Der Abend ist magisch und vollkommen anders, als ich es von früher kenne. Statt hässlichem Mittelalterambiente, schaurigen SM-Möbeln und prolligen Lederwestenträgern, bewegen sich schöne Menschen in fantasievollen Kleidern zu leiser Hintergrundmusik in offenen, hellen Räumen. Sanne und der Goldjunge sind auch gekommen, wie verabredet, sind meine Vertrauten in einer fremden Umgebung und geben Sicherheit. Mich durchströmen unzählige Gefühle, während ich mich durch die Nacht treiben lasse: Freiheit, Glück, Lebendigkeit. Ich beobachte, begehre, bewundere, spüre, rieche, fühle, lache, küsse und lasse mich in fremde Arme fallen. Ich blicke in Gesichter voller Begehren & Lust, voller Erfüllung & Zufriedenheit und wünsche mir, dass die Zeit stehen bleibt.

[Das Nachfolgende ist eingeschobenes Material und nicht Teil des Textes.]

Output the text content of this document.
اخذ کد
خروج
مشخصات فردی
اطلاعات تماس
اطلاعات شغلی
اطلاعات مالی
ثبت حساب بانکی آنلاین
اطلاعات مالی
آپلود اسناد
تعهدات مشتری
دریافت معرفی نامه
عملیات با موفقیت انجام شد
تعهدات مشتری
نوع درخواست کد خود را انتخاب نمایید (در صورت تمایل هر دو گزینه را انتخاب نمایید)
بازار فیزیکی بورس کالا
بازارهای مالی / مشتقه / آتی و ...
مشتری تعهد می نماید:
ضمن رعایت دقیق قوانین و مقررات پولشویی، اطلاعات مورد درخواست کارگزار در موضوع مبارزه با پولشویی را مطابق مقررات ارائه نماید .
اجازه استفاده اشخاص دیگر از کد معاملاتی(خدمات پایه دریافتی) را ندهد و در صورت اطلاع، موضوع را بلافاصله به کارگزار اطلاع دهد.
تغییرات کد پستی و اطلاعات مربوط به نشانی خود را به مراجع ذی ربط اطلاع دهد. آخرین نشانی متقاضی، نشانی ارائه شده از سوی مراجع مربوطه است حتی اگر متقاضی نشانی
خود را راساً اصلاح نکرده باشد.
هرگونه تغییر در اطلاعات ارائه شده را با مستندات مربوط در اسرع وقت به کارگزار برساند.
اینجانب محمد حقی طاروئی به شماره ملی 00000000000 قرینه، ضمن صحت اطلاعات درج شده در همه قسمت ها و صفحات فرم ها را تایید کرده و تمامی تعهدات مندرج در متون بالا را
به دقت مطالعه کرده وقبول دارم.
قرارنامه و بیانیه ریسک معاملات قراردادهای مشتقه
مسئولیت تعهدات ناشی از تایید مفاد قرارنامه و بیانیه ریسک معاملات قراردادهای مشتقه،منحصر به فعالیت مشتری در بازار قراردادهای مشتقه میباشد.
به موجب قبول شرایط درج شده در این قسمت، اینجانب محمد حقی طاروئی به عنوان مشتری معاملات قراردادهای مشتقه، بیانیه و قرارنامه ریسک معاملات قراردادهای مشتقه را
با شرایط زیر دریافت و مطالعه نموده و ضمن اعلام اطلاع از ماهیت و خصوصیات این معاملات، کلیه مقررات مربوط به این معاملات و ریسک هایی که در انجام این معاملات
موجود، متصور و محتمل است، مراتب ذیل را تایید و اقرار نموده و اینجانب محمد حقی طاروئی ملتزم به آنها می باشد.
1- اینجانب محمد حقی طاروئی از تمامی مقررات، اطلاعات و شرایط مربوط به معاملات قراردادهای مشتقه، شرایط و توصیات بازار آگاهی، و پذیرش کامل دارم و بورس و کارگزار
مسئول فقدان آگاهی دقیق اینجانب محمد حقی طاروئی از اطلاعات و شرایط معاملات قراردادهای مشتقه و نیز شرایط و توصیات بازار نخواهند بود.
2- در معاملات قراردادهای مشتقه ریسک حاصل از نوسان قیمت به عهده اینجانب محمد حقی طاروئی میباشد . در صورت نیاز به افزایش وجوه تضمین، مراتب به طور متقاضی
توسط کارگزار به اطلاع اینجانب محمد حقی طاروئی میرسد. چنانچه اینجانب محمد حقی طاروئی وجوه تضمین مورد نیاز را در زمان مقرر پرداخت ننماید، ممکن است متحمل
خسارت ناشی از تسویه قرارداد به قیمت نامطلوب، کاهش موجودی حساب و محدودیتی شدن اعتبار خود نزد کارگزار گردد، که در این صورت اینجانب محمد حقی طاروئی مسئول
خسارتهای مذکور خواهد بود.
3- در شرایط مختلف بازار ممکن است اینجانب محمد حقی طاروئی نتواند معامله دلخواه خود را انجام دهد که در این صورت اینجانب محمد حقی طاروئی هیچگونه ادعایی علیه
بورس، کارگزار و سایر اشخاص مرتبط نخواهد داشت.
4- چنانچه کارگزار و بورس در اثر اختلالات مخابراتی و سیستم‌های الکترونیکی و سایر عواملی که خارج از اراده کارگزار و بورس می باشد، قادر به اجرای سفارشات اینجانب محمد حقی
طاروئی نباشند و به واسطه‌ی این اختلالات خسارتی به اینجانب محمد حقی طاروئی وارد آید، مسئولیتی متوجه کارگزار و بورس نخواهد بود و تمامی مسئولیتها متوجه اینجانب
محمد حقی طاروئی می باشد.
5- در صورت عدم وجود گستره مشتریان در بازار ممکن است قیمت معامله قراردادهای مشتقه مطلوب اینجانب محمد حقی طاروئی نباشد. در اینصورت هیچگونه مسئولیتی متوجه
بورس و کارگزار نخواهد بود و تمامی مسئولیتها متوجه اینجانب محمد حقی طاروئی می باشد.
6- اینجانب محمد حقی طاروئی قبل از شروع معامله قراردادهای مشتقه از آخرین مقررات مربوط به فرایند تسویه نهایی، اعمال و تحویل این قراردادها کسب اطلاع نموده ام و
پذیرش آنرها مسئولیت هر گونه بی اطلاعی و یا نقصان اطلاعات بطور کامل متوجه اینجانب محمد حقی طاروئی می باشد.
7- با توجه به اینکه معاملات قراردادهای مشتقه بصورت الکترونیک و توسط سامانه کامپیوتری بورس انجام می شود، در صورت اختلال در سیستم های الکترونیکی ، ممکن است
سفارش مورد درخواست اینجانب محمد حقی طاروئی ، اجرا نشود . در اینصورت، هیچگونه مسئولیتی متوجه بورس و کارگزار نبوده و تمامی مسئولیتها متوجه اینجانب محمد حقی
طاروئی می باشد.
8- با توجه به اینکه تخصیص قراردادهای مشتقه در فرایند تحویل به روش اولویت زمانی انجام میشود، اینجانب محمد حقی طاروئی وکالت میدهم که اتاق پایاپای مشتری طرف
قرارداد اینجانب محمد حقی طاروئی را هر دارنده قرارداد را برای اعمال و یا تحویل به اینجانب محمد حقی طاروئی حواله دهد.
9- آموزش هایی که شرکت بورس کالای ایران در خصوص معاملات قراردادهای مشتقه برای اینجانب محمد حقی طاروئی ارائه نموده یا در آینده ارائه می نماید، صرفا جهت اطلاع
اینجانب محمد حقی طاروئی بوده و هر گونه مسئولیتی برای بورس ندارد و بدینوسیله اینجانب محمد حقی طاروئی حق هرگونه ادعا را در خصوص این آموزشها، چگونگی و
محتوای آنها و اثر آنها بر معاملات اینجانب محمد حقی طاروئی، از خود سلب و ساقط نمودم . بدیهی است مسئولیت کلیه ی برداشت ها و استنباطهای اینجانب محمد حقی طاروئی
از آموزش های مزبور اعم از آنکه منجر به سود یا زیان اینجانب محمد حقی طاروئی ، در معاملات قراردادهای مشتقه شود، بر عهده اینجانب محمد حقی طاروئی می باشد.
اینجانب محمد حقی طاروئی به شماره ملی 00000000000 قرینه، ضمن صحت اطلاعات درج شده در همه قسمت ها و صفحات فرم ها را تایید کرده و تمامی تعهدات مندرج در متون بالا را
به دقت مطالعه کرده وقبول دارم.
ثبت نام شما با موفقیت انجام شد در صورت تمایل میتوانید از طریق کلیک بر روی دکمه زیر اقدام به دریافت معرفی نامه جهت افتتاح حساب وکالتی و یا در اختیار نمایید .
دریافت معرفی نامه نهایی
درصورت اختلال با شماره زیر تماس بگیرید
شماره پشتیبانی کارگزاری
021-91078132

Es ist spätfrüh. Meine Gedanken flattern durch den Raum, springen hierhin und dorthin, während ich mich selbst beobachte. Ich bin mir fern, bin mir nah, habe das Gefühl, mich neu zu entdecken, neu zu entwerfen, neue Wege zu gehen, in jeder Beziehung. Ich blicke auf mich hinab, wie ich erschöpft und müde daliege. Der Kopf des Goldjungen ist an meinen gelehnt, Wange an Wange, so dass ich bei jedem Blinzeln seine Wimpern spüren kann. Wir haben unsere Hände verschränkt und er streichelt mit seinem Daumen meinen Zeigefinger, während er mir leise eine Geschichte erzählt. Am anderen Ende des Sofas sitzt meine Verabredung, dieser gute und nette Mensch, dem ich meine Beine auf den Schoß gelegt habe. Mit sanften Fingern malt er Muster auf die zarte Haut, die zwischen den halterlosen Strümpfen und dem Slip weiß schimmernd hervorsticht. Geborgenheit.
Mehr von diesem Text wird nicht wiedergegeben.